Improving a De-identification Algorithm that Achieves both k-Anonymity and Differential Privacy
Nov 23, 2019·
·
0 min read

Tianyu Li
Abstract
Data is playing a more and more important role in our lives. For citizens, data is all around them and data includes one’s confidential information. People want their data safe for privacy concerns. However, for curators, they have to publish datasets for the sake of research or commerce, so there is a problem: how to preprocess the dataset before publishing in a way that can both protect individuals privacy and retain useful information for different uses. To deal with that, k-anonymity and differential privacy provide syntactic and semantic guarantees. The previous work combined k-anonymity with differential privacy and proposed a k-anonymous differential private algorithm: ε-safe lattice anonymization (ε-safe LA). In this project, we have reproduced the work of ε-safe LA with adapted utility function and sensitivity, which corrects the mistakes in his work and guarantee that ε-safe LA satisfies (β,ε,δ)-differential privacy under sampling.
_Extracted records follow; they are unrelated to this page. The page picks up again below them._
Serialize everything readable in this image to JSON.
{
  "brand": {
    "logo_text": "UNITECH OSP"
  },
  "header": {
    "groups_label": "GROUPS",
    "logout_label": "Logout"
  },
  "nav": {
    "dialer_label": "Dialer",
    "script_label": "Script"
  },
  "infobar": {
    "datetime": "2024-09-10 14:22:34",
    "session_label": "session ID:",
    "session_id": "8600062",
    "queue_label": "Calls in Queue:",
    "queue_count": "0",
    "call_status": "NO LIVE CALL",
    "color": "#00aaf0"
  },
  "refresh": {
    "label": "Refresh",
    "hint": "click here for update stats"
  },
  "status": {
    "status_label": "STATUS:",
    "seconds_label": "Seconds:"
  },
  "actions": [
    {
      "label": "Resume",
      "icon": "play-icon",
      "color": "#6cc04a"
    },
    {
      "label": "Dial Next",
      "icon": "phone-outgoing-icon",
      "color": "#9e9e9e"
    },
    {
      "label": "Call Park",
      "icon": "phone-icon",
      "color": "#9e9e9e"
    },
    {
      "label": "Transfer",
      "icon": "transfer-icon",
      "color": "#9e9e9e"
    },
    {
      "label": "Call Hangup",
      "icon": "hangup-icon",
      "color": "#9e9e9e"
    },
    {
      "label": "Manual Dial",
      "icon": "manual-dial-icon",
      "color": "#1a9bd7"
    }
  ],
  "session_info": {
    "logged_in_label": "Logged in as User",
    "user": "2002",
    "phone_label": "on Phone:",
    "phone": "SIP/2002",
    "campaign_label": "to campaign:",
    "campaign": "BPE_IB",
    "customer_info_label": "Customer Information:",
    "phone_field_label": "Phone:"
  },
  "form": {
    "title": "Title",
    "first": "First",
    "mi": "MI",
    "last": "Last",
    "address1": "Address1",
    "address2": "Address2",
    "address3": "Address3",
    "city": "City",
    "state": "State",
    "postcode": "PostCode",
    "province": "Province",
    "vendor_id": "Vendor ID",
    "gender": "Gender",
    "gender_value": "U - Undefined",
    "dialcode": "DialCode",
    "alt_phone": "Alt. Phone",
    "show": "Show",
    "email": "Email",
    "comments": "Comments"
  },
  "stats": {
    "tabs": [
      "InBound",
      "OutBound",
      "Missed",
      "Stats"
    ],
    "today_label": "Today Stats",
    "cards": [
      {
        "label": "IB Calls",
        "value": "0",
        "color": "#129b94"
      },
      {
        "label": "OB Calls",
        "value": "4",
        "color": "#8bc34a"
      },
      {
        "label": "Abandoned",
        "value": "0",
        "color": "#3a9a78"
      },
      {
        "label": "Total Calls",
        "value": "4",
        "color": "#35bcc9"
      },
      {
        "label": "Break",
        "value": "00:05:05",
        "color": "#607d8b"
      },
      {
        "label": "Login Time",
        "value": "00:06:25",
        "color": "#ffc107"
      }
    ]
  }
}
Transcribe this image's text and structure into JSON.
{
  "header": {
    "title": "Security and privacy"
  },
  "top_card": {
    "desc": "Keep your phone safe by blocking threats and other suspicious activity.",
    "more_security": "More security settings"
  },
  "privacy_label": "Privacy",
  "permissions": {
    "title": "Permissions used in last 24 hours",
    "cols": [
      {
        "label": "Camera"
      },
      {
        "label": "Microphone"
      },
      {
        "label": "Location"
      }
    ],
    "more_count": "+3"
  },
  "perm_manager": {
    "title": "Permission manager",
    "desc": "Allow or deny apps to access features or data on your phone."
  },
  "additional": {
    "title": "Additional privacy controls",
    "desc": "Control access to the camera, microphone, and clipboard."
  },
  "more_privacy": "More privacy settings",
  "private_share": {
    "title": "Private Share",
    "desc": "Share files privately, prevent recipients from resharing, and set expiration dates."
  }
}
We have carried out a series of experiments to explore the influence of parameters in ε-safe LA on the probability of outputting a useful dataset. We have also evaluated ε-safe LA by comparing it to other algorithms in terms of accuracy for learning tasks and running time, finding that ε-safe LA shows a moderate accuracy with a long running time. To improve the efficiency of ε-safe LA, we proposed and evaluated two interpolation methods which can half the running time of the algorithm.
Type
Publication
Master Thesis